It was lovely to see you all at #OER16 in Edinburgh. It was a great personal pleasure to host the conference and to listen to the papers and speakers. For me it provided an excellent excuse to have so many friends and colleagues here.
When Lorna and I passed across to next year’s chairs it was a relief to know that the conference will survive and thrive for another year.
I gave the last keynote, the one usually punctuated by the poorly stifled sound of wheely suitcases escaping from the back of the room. Jim, Catherine, Emma and John are hard acts to follow.
You can watch all the keynotes ( and many of the sessions) on MediaHopper, they are all excellent.
One of the benefits of being the last keynote is that the many flavors of openness had already been rehearsed and debated by other people in the room.
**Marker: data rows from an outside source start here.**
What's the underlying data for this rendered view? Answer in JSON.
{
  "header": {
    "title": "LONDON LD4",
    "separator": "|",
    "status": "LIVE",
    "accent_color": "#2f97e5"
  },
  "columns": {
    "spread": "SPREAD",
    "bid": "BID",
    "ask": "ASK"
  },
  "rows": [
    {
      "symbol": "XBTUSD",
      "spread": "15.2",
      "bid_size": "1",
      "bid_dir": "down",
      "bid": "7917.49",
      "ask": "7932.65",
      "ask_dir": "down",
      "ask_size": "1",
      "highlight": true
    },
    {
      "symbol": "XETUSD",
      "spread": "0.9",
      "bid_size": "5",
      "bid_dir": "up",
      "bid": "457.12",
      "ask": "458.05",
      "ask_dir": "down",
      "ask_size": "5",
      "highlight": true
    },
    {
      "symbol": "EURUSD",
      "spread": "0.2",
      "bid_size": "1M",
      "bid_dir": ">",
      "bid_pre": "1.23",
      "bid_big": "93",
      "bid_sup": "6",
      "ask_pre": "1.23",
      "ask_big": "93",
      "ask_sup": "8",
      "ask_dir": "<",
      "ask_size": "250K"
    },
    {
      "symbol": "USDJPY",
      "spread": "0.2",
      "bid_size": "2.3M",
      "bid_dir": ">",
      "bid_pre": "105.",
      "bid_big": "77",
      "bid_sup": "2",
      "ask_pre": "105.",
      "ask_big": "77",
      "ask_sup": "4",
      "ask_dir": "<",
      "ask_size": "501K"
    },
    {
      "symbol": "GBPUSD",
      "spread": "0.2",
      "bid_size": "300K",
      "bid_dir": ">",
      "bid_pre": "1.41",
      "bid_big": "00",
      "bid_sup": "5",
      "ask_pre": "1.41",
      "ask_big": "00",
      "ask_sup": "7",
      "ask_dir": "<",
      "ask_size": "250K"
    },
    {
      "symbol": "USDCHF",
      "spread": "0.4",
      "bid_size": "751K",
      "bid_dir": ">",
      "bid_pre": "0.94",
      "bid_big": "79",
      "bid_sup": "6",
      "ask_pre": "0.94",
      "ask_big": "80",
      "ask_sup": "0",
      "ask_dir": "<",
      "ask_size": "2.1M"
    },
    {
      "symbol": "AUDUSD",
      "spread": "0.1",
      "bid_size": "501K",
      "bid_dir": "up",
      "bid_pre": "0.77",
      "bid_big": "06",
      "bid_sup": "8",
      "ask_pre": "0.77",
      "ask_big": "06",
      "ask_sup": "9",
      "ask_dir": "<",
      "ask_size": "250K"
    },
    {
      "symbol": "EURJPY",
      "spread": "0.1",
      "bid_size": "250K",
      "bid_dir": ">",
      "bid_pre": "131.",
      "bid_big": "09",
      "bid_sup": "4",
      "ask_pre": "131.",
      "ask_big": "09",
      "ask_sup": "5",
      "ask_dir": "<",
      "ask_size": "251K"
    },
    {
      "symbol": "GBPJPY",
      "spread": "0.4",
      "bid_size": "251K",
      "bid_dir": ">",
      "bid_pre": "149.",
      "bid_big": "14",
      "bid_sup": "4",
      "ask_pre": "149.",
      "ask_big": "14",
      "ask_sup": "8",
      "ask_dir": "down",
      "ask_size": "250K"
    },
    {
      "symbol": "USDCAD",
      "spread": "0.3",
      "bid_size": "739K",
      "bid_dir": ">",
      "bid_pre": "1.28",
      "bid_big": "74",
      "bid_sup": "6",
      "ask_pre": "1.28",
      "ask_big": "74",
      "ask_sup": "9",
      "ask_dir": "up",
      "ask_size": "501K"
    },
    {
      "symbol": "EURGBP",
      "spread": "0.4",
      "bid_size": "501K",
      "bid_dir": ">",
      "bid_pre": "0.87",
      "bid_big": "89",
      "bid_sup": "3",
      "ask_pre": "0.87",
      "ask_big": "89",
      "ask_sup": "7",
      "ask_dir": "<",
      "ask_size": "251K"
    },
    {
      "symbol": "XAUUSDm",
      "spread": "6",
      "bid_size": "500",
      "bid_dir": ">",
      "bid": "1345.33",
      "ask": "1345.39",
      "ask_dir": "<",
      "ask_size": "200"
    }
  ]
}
And that many of my excellent Edinburgh colleagues had already covered the detail of our services and projects. The keynote offered me a chance to reflect on the themes of the conference and why it made sense to have it in Edinburgh.
I spoke about the Edinburgh vision for OER and the journey that brought us here. I spoke about technical and copyright debt and the importance of doing your bit when we live in shared space.
If you get a chance to watch all the keynotes, which I hope you will, you will see 5 very different people in very different jobs/contexts taking different approaches to identifying the value proposition for open. But none of them are doing it alone. That’s the beauty of the thing.
After you watch Emma’s talk know this: as well as her excellent Shakespeare credentials, Emma is also the woman who helped one of Oxford’s oldest colleges to rethink the power of the portraits on its walls -‘Dead white men’ make way for women at Oxford (Guardian, Sept 14)- and as such , one of my inspirations for The Playfair Steps.